The Scar of David A novel by Susan Abulhawa - Leftbooks
How do you clear the debris of misconception and prejudice from people’s minds about one of the most misunderstood struggles in history? More importantly, how do you propel people toward a real understanding of the Palestinian people’s right to their homeland. Susan Abulhawa accomplishes these tasks (and more) with her first novel, The Scar of David.
The Scar of David by Susan Abulhawa stands out as more than an impassioned history of the Palestinian people’s struggle for their homeland. It is an intricate tapestry, a living quilt of five generations of Palestinian families, their lives and deaths, their pain and suffering and most importantly their love for their homeland — Palestine. More than any book I have ever read, the Scar of David leaves the reader with a new depth of understanding about Palestine and its people’s will to live.
This book, one of the finest pieces of realistic fiction that this review has ever read, moves beyond the conventional biographies and histories about Palestine and Israel. The Scar of David brings to life every breath of the Palestinian people and every major attack upon their existence beginning with the period before the establishment of the state of Israel when Jews and Arabs lived side by side in Palestine. An amazing story unfolds, despite growing hostile actions by the Zionists against the Arab population, about a friendship between Ari, a Jewish boy whose family escaped the German holocaust Hasan, son of a Palestinian farmer, and one of the main characters in the book.
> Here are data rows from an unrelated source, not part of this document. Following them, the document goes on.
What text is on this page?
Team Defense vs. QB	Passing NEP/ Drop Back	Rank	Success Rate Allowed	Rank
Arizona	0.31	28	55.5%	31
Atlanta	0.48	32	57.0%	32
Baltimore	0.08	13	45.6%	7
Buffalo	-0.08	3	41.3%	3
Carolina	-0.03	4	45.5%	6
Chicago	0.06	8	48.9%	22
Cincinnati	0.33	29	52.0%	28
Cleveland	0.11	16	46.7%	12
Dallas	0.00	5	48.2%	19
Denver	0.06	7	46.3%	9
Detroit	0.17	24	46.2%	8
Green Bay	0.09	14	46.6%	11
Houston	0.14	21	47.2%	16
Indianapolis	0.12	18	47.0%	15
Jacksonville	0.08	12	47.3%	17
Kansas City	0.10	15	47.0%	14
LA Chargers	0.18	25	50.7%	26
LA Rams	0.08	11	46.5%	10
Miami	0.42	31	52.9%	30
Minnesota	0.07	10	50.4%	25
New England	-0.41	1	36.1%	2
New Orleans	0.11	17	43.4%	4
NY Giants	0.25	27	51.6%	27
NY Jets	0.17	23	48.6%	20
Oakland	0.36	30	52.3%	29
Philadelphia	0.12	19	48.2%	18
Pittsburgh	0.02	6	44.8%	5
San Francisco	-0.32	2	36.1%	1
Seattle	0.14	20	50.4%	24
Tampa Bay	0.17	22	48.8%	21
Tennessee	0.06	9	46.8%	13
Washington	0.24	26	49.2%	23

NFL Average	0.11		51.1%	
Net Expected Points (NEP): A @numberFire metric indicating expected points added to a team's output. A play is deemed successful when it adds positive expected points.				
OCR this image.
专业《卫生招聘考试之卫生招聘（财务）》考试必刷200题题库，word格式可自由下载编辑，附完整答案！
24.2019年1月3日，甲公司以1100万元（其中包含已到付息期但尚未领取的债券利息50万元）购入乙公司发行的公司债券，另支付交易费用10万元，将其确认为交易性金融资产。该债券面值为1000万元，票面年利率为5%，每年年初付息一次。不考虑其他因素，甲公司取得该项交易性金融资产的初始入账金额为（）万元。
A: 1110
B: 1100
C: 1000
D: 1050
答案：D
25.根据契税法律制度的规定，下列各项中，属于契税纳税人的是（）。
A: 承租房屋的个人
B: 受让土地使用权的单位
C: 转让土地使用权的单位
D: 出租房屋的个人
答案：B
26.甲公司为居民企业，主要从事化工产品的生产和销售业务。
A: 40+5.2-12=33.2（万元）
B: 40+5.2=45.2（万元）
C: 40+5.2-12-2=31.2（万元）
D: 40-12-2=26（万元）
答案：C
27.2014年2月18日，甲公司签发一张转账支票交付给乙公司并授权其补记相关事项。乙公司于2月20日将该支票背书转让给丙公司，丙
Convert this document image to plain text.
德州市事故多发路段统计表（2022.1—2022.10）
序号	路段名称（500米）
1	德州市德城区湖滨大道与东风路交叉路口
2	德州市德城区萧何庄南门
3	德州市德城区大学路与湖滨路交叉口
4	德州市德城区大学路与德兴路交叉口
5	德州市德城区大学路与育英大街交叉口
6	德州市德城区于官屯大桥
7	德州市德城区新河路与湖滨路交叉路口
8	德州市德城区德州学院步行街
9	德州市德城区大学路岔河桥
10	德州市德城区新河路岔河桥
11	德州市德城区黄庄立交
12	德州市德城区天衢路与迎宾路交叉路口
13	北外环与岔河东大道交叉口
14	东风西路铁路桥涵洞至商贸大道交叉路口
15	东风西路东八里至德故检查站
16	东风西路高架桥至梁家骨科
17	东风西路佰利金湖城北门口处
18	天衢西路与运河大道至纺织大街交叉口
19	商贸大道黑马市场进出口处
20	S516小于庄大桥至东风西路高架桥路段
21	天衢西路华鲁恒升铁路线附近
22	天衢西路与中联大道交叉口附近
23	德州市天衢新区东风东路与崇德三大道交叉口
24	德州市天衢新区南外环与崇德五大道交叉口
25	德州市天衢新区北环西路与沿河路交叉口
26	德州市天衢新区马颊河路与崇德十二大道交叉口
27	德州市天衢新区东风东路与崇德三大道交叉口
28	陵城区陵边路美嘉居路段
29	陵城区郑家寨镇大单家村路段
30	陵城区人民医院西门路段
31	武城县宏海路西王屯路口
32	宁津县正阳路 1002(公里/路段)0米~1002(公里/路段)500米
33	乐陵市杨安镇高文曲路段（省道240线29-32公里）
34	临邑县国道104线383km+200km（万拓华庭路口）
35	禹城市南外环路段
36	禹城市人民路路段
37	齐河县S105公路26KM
The story is told by Hasan’s daughter, Amal. The reader experiences firsthand the “catastrophe” of Nabka, the heinous forced removal of the Palestinian people from their homes and the establishment of the state of Israel and brings us to the Israeli siege of the city of Jenin. The reader is submerged in the most critical struggles of the Palestinians from the early massacre at Deir Yassin to the brutal Israeli attack on the Sabra and Shatila refugee camp in Lebanon. Abulhawa skillfully and hauntingly humanizes every aspect of this resistance from the Intifada to the phenomena of the suicide bombings. The story includes the kidnapping of Amal’s infant brother, Ismael, by an Israeli soldier who raises him as a Jew.
The resistance of the Palestinian people is presented without rhetoric. It is always there as is the passion for the right of the Palestinians to return to their homeland. From the Zionist takeover of the olive groves to the forced removal from their homes, the reader is drawn into the pain and suffering forced upon the Palestinian people. Its pages are filled to overflowing with the heartbreaking destruction and murder of the indigenous peoples, their livelihood and their communities.
The Scar of David, both a play of words on the symbol of Judaism and the scar left on the Ismael (later renamed David) as a result of a childhood accident, is both haunting and hopeful. While often hard to read through tears triggered by its portrayal of Zionist brutality and inhumanity, it is also impossible to put down until finished. This story leaves the reader with the understanding of why the Palestinian people continue today to risk their lives in the struggle for their Palestinian homeland.
The Scar of David is a must read for everyone wishing to learn the truth about the Palestinian struggle. As a teacher, I would highly recommend its inclusion in middle school, high school and college classes. As an American Jew, I believe this book should be read by Jewish people everywhere who wish to tackle decades of misconceptions and, like David’s son, Jacob, understand and embrace the Palestinians’ right to their homeland.